Notre Dame de Paris, often known simply as Notre Dame in English, is a Gothic cathedral on the eastern half of the Île de la Cité in Paris, France, with its main entrance to the west. It is still used as a Roman Catholic cathedral and is the seat of the Archbishop of Paris. Notre Dame de Paris is widely considered one of the finest examples of French Gothic architecture. It was restored and saved from destruction by Viollet-le-Duc, one of France’s most famous architects. Notre Dame translates as “Our Lady” from French.
The Arc de Triomphe is a monument in Paris that stands in the centre of the Place Charles de Gaulle, formerly the Place de l’Étoile, at the western end of the Champs-Élysées.

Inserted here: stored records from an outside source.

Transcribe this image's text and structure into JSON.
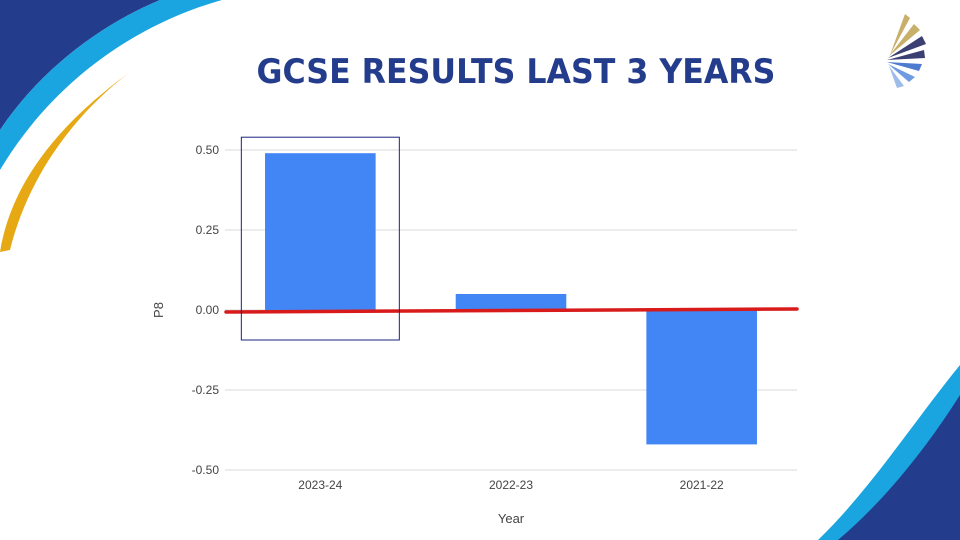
{
  "title": "GCSE RESULTS LAST 3 YEARS",
  "colors": {
    "bar": "#4285f4",
    "zero_line": "#d81a1a",
    "highlight_box": "#1a237e",
    "grid": "#d9d9d9",
    "title": "#243c8c"
  },
  "chart_data": {
    "type": "bar",
    "categories": [
      "2023-24",
      "2022-23",
      "2021-22"
    ],
    "values": [
      0.49,
      0.05,
      -0.42
    ],
    "xlabel": "Year",
    "ylabel": "P8",
    "ylim": [
      -0.5,
      0.5
    ],
    "yticks": [
      "0.50",
      "0.25",
      "0.00",
      "-0.25",
      "-0.50"
    ],
    "ytick_values": [
      0.5,
      0.25,
      0.0,
      -0.25,
      -0.5
    ],
    "grid": true,
    "highlighted_category": "2023-24",
    "reference_line": 0
  }
}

The arch honours those who fought for France, particularly during the Napoleonic Wars, and today also includes the tomb of the unknown soldier.

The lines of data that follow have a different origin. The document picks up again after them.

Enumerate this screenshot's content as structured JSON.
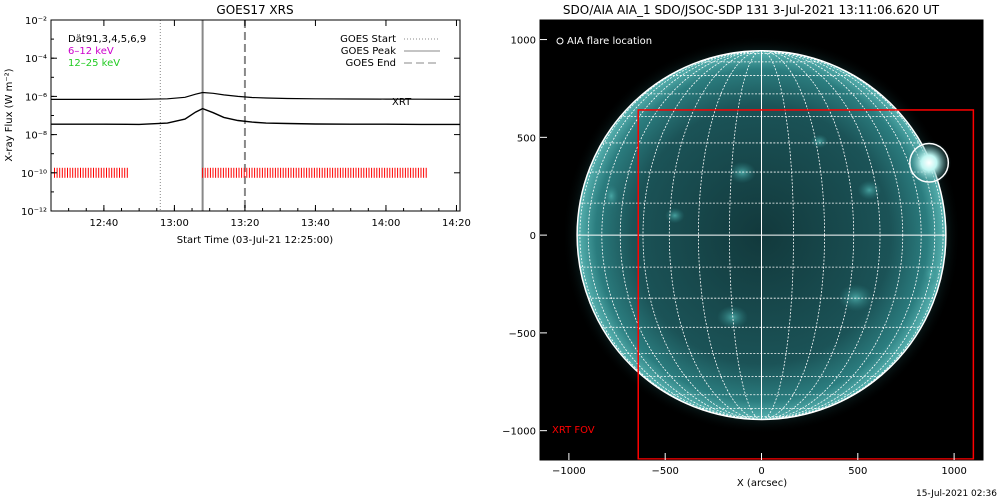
{
  "timestamp": "15-Jul-2021 02:36",
  "chart_data": [
    {
      "type": "line",
      "title": "GOES17 XRS",
      "xlabel": "Start Time (03-Jul-21 12:25:00)",
      "ylabel": "X-ray Flux (W m⁻²)",
      "xlim": [
        "12:25",
        "14:21"
      ],
      "ylim": [
        1e-12,
        0.01
      ],
      "yscale": "log",
      "x_ticks": [
        "12:40",
        "13:00",
        "13:20",
        "13:40",
        "14:00",
        "14:20"
      ],
      "y_ticks": [
        {
          "value": 0.01,
          "label": "10⁻²"
        },
        {
          "value": 0.0001,
          "label": "10⁻⁴"
        },
        {
          "value": 1e-06,
          "label": "10⁻⁶"
        },
        {
          "value": 1e-08,
          "label": "10⁻⁸"
        },
        {
          "value": 1e-10,
          "label": "10⁻¹⁰"
        },
        {
          "value": 1e-12,
          "label": "10⁻¹²"
        }
      ],
      "info_lines": [
        {
          "text": "Dät91,3,4,5,6,9",
          "color": "#000000"
        },
        {
          "text": "6–12  keV",
          "color": "#cc00cc"
        },
        {
          "text": "12–25 keV",
          "color": "#22cc22"
        }
      ],
      "legend": {
        "position": "top-right",
        "entries": [
          {
            "name": "GOES Start",
            "style": "dotted"
          },
          {
            "name": "GOES Peak",
            "style": "solid"
          },
          {
            "name": "GOES End",
            "style": "dashed"
          }
        ]
      },
      "markers": {
        "start": "12:56",
        "peak": "13:08",
        "end": "13:20"
      },
      "series": [
        {
          "name": "",
          "color": "#000000",
          "x": [
            "12:25",
            "12:40",
            "12:50",
            "12:58",
            "13:03",
            "13:06",
            "13:08",
            "13:11",
            "13:14",
            "13:18",
            "13:22",
            "13:26",
            "13:32",
            "13:40",
            "13:50",
            "14:00",
            "14:10",
            "14:21"
          ],
          "values": [
            7e-07,
            7e-07,
            7e-07,
            7.5e-07,
            9e-07,
            1.3e-06,
            1.6e-06,
            1.45e-06,
            1.2e-06,
            1e-06,
            8.8e-07,
            8.2e-07,
            7.8e-07,
            7.5e-07,
            7.3e-07,
            7.2e-07,
            7.1e-07,
            7e-07
          ]
        },
        {
          "name": "",
          "color": "#000000",
          "x": [
            "12:25",
            "12:40",
            "12:50",
            "12:58",
            "13:03",
            "13:06",
            "13:08",
            "13:11",
            "13:14",
            "13:18",
            "13:22",
            "13:26",
            "13:32",
            "13:40",
            "13:50",
            "14:00",
            "14:10",
            "14:21"
          ],
          "values": [
            3.5e-08,
            3.5e-08,
            3.4e-08,
            4e-08,
            6.5e-08,
            1.5e-07,
            2.3e-07,
            1.4e-07,
            8e-08,
            5.5e-08,
            4.5e-08,
            4e-08,
            3.8e-08,
            3.6e-08,
            3.5e-08,
            3.5e-08,
            3.4e-08,
            3.4e-08
          ]
        }
      ],
      "xrt_label": "XRT",
      "xrt_label_color": "#ff0000",
      "xrt_coverage": {
        "color": "#ff0000",
        "level": 1e-10,
        "intervals": [
          [
            "12:26",
            "12:47"
          ],
          [
            "13:08",
            "14:12"
          ]
        ]
      }
    },
    {
      "type": "image",
      "title": "SDO/AIA AIA_1 SDO/JSOC-SDP 131  3-Jul-2021 13:11:06.620 UT",
      "xlabel": "X (arcsec)",
      "ylabel": "",
      "xlim": [
        -1150,
        1150
      ],
      "ylim": [
        -1150,
        1100
      ],
      "x_ticks": [
        -1000,
        -500,
        0,
        500,
        1000
      ],
      "y_ticks": [
        1000,
        500,
        0,
        -500,
        -1000
      ],
      "legend_text": "AIA flare location",
      "solar_radius": 950,
      "grid_step_deg": 10,
      "flare_location": {
        "x": 870,
        "y": 370,
        "r": 100
      },
      "xrt_fov": {
        "label": "XRT FOV",
        "color": "#ff0000",
        "x0": -640,
        "x1": 1100,
        "y0": -1150,
        "y1": 640
      },
      "colors": {
        "sun": "#3a9b9b",
        "background": "#000000",
        "grid": "#ffffff"
      }
    }
  ]
}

The Louvre Museum (French: Musée du Louvre) in Paris, France, is the most visited and one of the oldest, largest, and most famous art galleries and museums in the world. The Louvre has a long history of artistic and historic conservation, inaugurated in the Capetian dynasty until today.
The Eiffel Tower is an iron tower built on the Champ de Mars beside the River Seine in Paris, France. It is the tallest structure in Paris and one of the most recognized monuments in the world. Named after its designer, engineer Gustave Eiffel, the Eiffel Tower is the most visited monument in the world.
In English it is often referred to as the Palace of Versailles. When the château was built, Versailles was a country village, but it is now a suburb of Paris. From 1682, when King Louis XIV moved from Paris, until the royal family was forced to return to the capital in 1789, the Court of Versailles was the center of power in Ancien Régime France.
The Hall of Mirrors is one of the main attractions at the Chateau de Versailles. As the central feature of Louis XIV’s third building campaign, construction on the galerie des glaces — The Hall of Mirrors — began in 1678. The principal feature of the room is the seventeen mirror-clad arches that reflect the seventeen arcaded windows that overlook the gardens. Each arch contains twenty-one mirrors with a total complement of 357 used in the decoration of the galerie des glaces.